Para la dependienta de Fantoba, 2014 ha sido probablemente el año en el que más se ha notado la crisis en las ventas, un hecho que puede cambiar en 2015 puesto que "las Navidades han ido muy bien y eso marca cómo irá el año". Este periodo, gracias a la venta de turrones, aguinaldos y roscones, es el más "fuerte" en su calendario.

En este sentido, la secretaria de la pastelería, María Ángeles, ha esperado que 2015 "mejore las cifras de años anteriores" para poder "endulzar más bocas", aunque ha reconocido que el objetivo no es sencillo ya que "la crisis todavía se nota".

ROSCONES

Con la celebración de San Valero, el pasado día 29 de enero, el obrador de Fantoba ha elaborado más de 1.500 roscones, lo que supone un ligero descenso con respecto al día de Reyes, en el que se suelen hacer 2.000 unidades. "Al ser éste un día festivo nacional y haber más gente de fuera de la Comunidad, se venden más roscones, ha explicado Silai Calvo.

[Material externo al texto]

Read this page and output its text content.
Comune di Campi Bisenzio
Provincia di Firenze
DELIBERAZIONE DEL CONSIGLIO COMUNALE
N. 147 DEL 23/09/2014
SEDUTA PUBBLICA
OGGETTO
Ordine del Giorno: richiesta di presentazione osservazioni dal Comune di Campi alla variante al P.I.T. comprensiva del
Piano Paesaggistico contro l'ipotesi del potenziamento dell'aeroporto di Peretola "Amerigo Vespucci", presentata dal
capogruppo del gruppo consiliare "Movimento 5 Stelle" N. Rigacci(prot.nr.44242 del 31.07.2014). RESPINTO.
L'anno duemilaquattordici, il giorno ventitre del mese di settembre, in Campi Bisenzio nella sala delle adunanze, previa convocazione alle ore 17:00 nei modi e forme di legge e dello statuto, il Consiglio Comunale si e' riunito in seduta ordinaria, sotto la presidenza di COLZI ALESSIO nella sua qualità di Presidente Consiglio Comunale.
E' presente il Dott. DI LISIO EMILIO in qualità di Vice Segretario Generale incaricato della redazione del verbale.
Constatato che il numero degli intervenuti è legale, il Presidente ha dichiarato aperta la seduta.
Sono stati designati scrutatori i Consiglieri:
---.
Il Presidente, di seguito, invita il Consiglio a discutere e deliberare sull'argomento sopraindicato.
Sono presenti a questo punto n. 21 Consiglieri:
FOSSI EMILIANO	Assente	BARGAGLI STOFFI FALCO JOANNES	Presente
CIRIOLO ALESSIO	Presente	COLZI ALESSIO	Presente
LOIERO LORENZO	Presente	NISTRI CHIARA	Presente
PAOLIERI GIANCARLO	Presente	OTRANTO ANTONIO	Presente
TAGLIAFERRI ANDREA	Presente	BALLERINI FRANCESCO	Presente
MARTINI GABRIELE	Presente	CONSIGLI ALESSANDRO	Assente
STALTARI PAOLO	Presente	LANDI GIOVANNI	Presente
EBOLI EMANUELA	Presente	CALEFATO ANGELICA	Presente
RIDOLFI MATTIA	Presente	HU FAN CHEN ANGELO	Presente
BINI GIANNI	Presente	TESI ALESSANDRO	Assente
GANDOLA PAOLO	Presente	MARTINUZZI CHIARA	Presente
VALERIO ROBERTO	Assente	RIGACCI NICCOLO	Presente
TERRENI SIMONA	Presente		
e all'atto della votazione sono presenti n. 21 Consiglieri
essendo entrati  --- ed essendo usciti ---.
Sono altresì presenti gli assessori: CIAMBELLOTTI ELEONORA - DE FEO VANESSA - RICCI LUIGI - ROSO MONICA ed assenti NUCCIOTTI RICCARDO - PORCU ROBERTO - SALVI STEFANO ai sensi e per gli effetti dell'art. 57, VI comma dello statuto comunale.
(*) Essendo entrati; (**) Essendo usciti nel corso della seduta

"Nuestra receta es lo más tradicional posible", ha indicado, para destacar que, por esa razón, utilizan harina, huevos, mantequilla, nata y esencias, como la de naranja o de azahar. "Lo que no ponemos es fruta, pero podemos cambiar de relleno si el cliente lo solicita", ha señalado.

Con el paso del tiempo, Fantoba ha ido añadiendo diferentes tamaños de roscones para adaptarse a las necesidades del consumidor. "Tenemos cinco tamaños, desde la boina, que es de una persona y no tiene agujero, hasta el roscón familiar, que tiene forma ovalada y pesa alrededor de un kilo", ha asegurado.

El roscón de San Blas, Santa Águeda, el corazón de San Valentín o el lanzón de San Jorge, son otros de los postres con los que Fantoba, al igual que muchas de las pastelerías de la ciudad, endulzan estas fechas señaladas.